Four-level cross-classified model

[olavvelthuis]

I am trying to fit a four-level cross-classified model for binary responses using the MCMC method. In order to obtain starting values I use the 1st order MQL estimates, which works fine (and the values definitely make sense). But when I then switch to MCMC and specify the model as cross-classified, the the coefficient β keeps increasing with every draw of the monitoring chain. Also, trying to fit the model with 2nd order MQL or PQL the model fails to converge, with all values turning into 1.#QO(0,000). Reducing the model to three levels does not help. Could it be an issue that I have relatively little observations within each level (949, 5460, 22916 and 39599 respectively)? Thanks for any help

[ChrisCharlton]

Could you check the Model->Hierarchy viewer to ensure that the unit structure is the same as you expect it to be after switching to cross-classified? When you change to cross-classified the IDs can have a different meaning as previously the same ID value within different higher level units would be counted as different whereas they would now be assumed to be referring to the same unit.

[olavvelthuis]

Yes, the unit structure is as I would expect (I have attached a screenshot)

[ChrisCharlton]

I suspect that this may be due to the distribution of the zeros and ones in your response variable at each level (i.e. there are many units without variation). If you run the following MLwiN macro it will create columns indicating the proportion of ones for each unit at each level.

Code: Select all

NOTE Find response column
YVAR b30
NOTE Store number of levels
NLEV b31
NOTE Reserve three free temporary columns
LINK 3 G6
NOTE Look up IDs for each level
IDCOl G6[3]

NOTE Loop over levels
LOOP b32 1 b31
  NOTE Reserve two free output columns
  LINK 2 G7
  NOTE Look up ID for current level
  PICK b32 G6[3] b33
  NOTE Look up column name for current ID
  COLN cb33 s1
  NOTE Sort response and current level ID into temporary columns
  SORT 1 cb33 cb30 G6[1] G6[2]

  NOTE Store unique IDs into first output column
  SJOIN s1 "_unique" s2
  NAME G7[1] s2
  UNIQ G6[1] G7[1]

  NOTE Store mean response within each ID into second output column
  SJOIN s1 "_proportion" s3
  NAME G7[2] s3
  TABStore G7[2] G6[2] G6[1]

  NOTE unreference output columns
  LINK 0 G7
ENDLoop
NOTE erase temporary columns
ERAS G6
NOTE unreference temporary columns
LINK 0 G6

To test this you could try running the model with a response generated from random binomial draws and see whether the model becomes more stable.

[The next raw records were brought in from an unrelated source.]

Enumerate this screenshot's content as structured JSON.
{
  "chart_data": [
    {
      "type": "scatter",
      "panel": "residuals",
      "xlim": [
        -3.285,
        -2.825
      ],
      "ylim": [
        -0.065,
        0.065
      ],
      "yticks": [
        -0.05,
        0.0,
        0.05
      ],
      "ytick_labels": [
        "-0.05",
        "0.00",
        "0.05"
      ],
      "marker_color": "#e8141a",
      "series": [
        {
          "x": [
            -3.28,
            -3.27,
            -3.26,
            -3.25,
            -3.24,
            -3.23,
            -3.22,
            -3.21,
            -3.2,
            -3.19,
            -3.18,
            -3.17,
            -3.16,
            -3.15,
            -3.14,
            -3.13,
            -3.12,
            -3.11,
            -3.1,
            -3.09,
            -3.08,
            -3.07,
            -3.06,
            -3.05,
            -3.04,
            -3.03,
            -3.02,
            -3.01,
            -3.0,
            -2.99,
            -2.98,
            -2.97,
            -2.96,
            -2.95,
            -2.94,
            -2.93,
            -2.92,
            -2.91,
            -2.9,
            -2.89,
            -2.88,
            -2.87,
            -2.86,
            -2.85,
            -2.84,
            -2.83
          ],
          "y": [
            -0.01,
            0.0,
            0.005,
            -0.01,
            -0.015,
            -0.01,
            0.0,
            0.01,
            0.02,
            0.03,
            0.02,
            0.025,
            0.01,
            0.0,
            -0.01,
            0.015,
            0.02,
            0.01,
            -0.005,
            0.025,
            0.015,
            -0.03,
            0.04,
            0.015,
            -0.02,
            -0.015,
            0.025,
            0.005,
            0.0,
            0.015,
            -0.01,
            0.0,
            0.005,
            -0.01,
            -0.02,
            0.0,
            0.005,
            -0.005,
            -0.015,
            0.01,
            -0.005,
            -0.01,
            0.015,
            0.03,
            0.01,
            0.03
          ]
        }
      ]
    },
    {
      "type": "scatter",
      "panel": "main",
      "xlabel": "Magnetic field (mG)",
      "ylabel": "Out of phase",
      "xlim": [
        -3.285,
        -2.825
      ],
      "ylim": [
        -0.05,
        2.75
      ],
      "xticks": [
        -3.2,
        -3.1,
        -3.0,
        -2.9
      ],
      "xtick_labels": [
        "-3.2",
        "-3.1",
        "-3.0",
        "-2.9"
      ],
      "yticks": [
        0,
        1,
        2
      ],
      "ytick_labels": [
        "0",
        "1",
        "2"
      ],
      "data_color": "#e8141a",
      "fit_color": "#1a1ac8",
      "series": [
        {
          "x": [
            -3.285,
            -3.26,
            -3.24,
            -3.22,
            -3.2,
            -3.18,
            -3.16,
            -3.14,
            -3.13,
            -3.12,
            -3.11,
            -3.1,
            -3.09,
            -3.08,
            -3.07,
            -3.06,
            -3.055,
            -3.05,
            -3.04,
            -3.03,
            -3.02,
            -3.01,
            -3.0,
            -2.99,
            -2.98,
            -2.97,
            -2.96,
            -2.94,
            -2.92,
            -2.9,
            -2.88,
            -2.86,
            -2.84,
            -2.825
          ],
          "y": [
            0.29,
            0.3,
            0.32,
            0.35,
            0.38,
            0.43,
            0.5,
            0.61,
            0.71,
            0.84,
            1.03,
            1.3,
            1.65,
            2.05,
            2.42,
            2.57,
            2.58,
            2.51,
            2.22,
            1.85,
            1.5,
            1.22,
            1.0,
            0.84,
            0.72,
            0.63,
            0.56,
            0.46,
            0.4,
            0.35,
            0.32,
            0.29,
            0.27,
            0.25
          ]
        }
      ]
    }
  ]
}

The real problem appears to be the 22,916 exhibitions when there are only 39,599 events within them. Looking at the distribution across the 22,916 exhibitions we see that 22076 are all 0 whilst 819 are all 1 and only 21 exhibit any variation therefore it is not feasible to fit the exhibition level within the model and it doesn't seem very likely that this level follows a normal distribution. If one fits the simpler cross-classified model with artists crossed with spaces then you will see that the chains converge although mixing is still poor largely due to the large clustering variability observed at both of these levels. Hope this helps.